Android, a modern day Spectrum for amateur game devs


Way back in the 80's I received an Atari 2600 for Christmas. It was awesome. Let’s forgive and forget the crappy graphics, the dodgy one button joystick, the awful sound processor… None of that mattered. This was a machine that transformed my tv into a damn arcade machine – how could it be anything other than awesome!?

I loved my Atari. I spent hours playing classic games like space invaders, pacman, and centipede. But the following year Santa brought me a Sinclair Spectrum +2A… The Atari’s reign as toy-king was cut short. What can I say, I was a fickle child and this new machine could not only play games – it came with the promise of me creating my own games too!

The Spectrum holds a very special place in my heart. I know many of my generation can say the same. I still have it, it has survived numerous house moves and clearouts, I will probably still have it the day I die. Why? Was it the perfect machine? Blisteringly powerful and immune from Moore’s law? No. But just like the Atari, it was awesome all the same. My time was spent playing Dizzy, Manic Miner, Chaos, Arkanoid, Klax, The Great Escape, Deathchase, Potsworth and Co, Wonderboy, New Zealand Story, Blob the Cop, Wizball, numerous text adventures, and so many other great games that I can’t quite remember right now. There was also the bundle of games that came with the machine, pretty basic games but fun nonetheless, Treasure Island, Oh Mummy, Crazy Golf, Punchy, Disco Dan, etc – poor graphics and sound, but solid game mechanics that made them fun to play regardless. I’ve played worse playstation / wii / 360 games than some of these ugly spectrum games.
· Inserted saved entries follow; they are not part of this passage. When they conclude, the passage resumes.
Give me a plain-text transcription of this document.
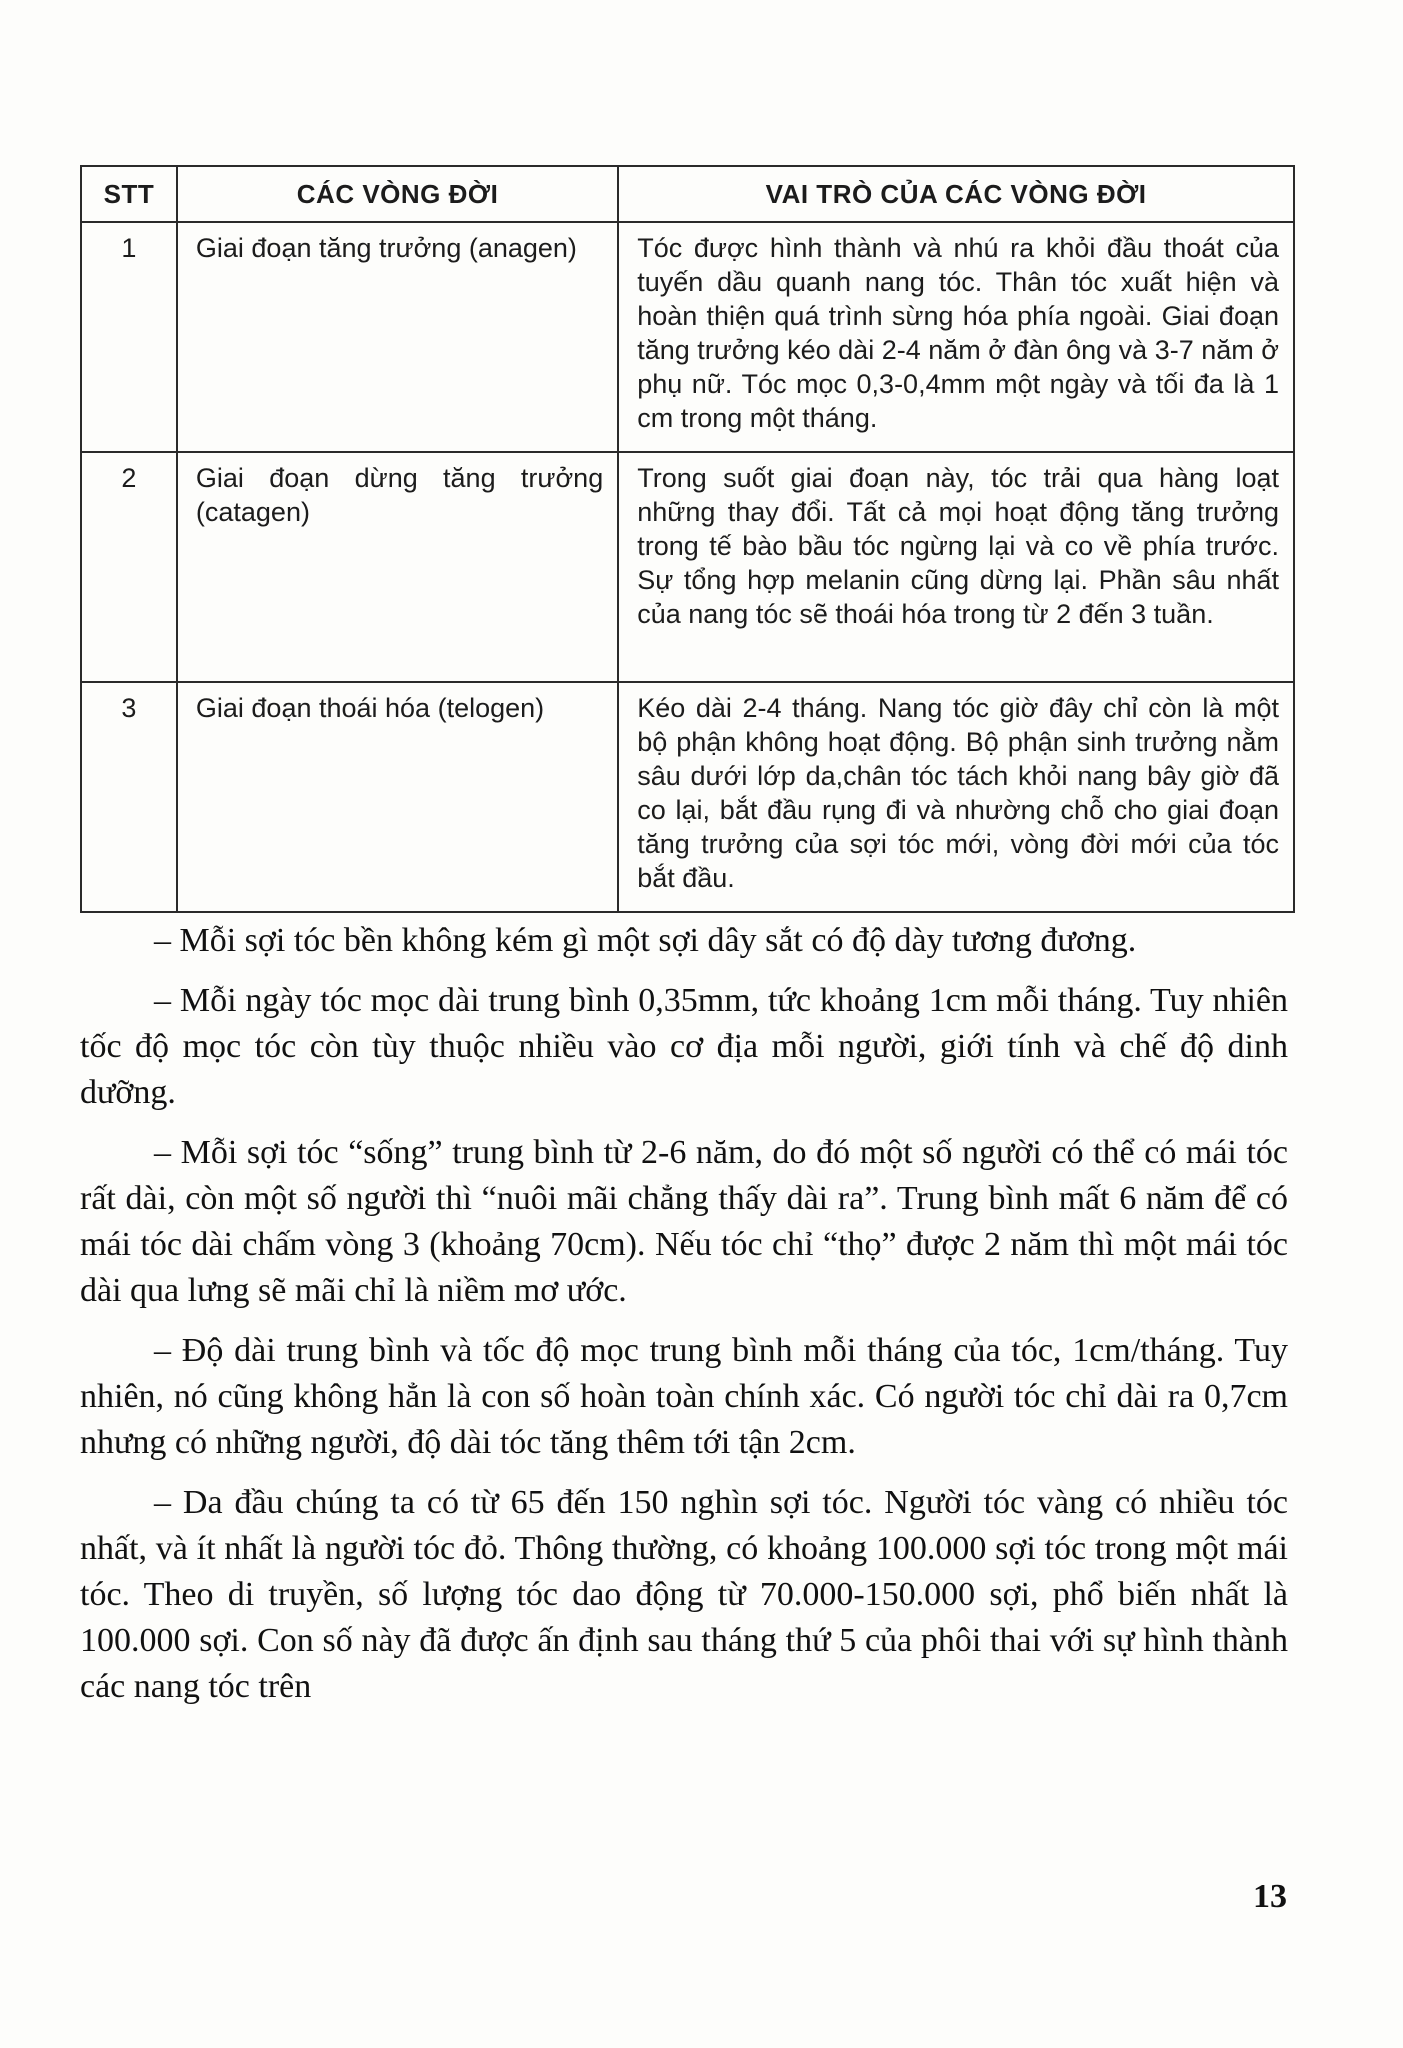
STT	CÁC VÒNG ĐỜI	VAI TRÒ CỦA CÁC VÒNG ĐỜI
1	Giai đoạn tăng trưởng (anagen)	Tóc được hình thành và nhú ra khỏi đầu thoát của tuyến dầu quanh nang tóc. Thân tóc xuất hiện và hoàn thiện quá trình sừng hóa phía ngoài. Giai đoạn tăng trưởng kéo dài 2-4 năm ở đàn ông và 3-7 năm ở phụ nữ. Tóc mọc 0,3-0,4mm một ngày và tối đa là 1 cm trong một tháng.
2	Giai đoạn dừng tăng trưởng (catagen)	Trong suốt giai đoạn này, tóc trải qua hàng loạt những thay đổi. Tất cả mọi hoạt động tăng trưởng trong tế bào bầu tóc ngừng lại và co về phía trước. Sự tổng hợp melanin cũng dừng lại. Phần sâu nhất của nang tóc sẽ thoái hóa trong từ 2 đến 3 tuần.
3	Giai đoạn thoái hóa (telogen)	Kéo dài 2-4 tháng. Nang tóc giờ đây chỉ còn là một bộ phận không hoạt động. Bộ phận sinh trưởng nằm sâu dưới lớp da,chân tóc tách khỏi nang bây giờ đã co lại, bắt đầu rụng đi và nhường chỗ cho giai đoạn tăng trưởng của sợi tóc mới, vòng đời mới của tóc bắt đầu.

– Mỗi sợi tóc bền không kém gì một sợi dây sắt có độ dày tương đương.

– Mỗi ngày tóc mọc dài trung bình 0,35mm, tức khoảng 1cm mỗi tháng. Tuy nhiên tốc độ mọc tóc còn tùy thuộc nhiều vào cơ địa mỗi người, giới tính và chế độ dinh dưỡng.

– Mỗi sợi tóc “sống” trung bình từ 2-6 năm, do đó một số người có thể có mái tóc rất dài, còn một số người thì “nuôi mãi chẳng thấy dài ra”. Trung bình mất 6 năm để có mái tóc dài chấm vòng 3 (khoảng 70cm). Nếu tóc chỉ “thọ” được 2 năm thì một mái tóc dài qua lưng sẽ mãi chỉ là niềm mơ ước.

– Độ dài trung bình và tốc độ mọc trung bình mỗi tháng của tóc, 1cm/tháng. Tuy nhiên, nó cũng không hẳn là con số hoàn toàn chính xác. Có người tóc chỉ dài ra 0,7cm nhưng có những người, độ dài tóc tăng thêm tới tận 2cm.

– Da đầu chúng ta có từ 65 đến 150 nghìn sợi tóc. Người tóc vàng có nhiều tóc nhất, và ít nhất là người tóc đỏ. Thông thường, có khoảng 100.000 sợi tóc trong một mái tóc. Theo di truyền, số lượng tóc dao động từ 70.000-150.000 sợi, phổ biến nhất là 100.000 sợi. Con số này đã được ấn định sau tháng thứ 5 của phôi thai với sự hình thành các nang tóc trên

13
Sure the modern platforms have the aesthetic upper hand and bags of processing power, but if the game itself is no fun, all it boils down to is an exercise in turd polishing. A fun ugly game beats a rubbish pretty game hands down.

Sinclair did all they could to make writing your own programs pain free. The +2A had a basic parser built in, and a tape deck for saving/loading your work. The manual was mostly dedicated to the basic language, and there were loads of third party books and magazines available that included sample code for you try out. In a pre-internet era I spent a lot of time with that manual, my Your Sinclair and Sinclair User magazines, and anything relevant I could find in the library. As a result I wrote some ugly fun games of my own. Pong, breakout, space invaders, that kind of thing. They didn’t really look much worse than some of the commercially available games, and played just as well, so it was quite a rewarding process! Of course distribution was limited to a very small number of my friends who were still in the least bit interested. The Sega Master System and Nintendo Entertainment System were out by this time, the Spectrum was decidedly uncool to those who were only interested in playing games, not making them. My audience was basically me, my family, and a couple of friends from school. It was a lot of fun creating though, I didn’t really care that the resulting game was pretty much just for me to play!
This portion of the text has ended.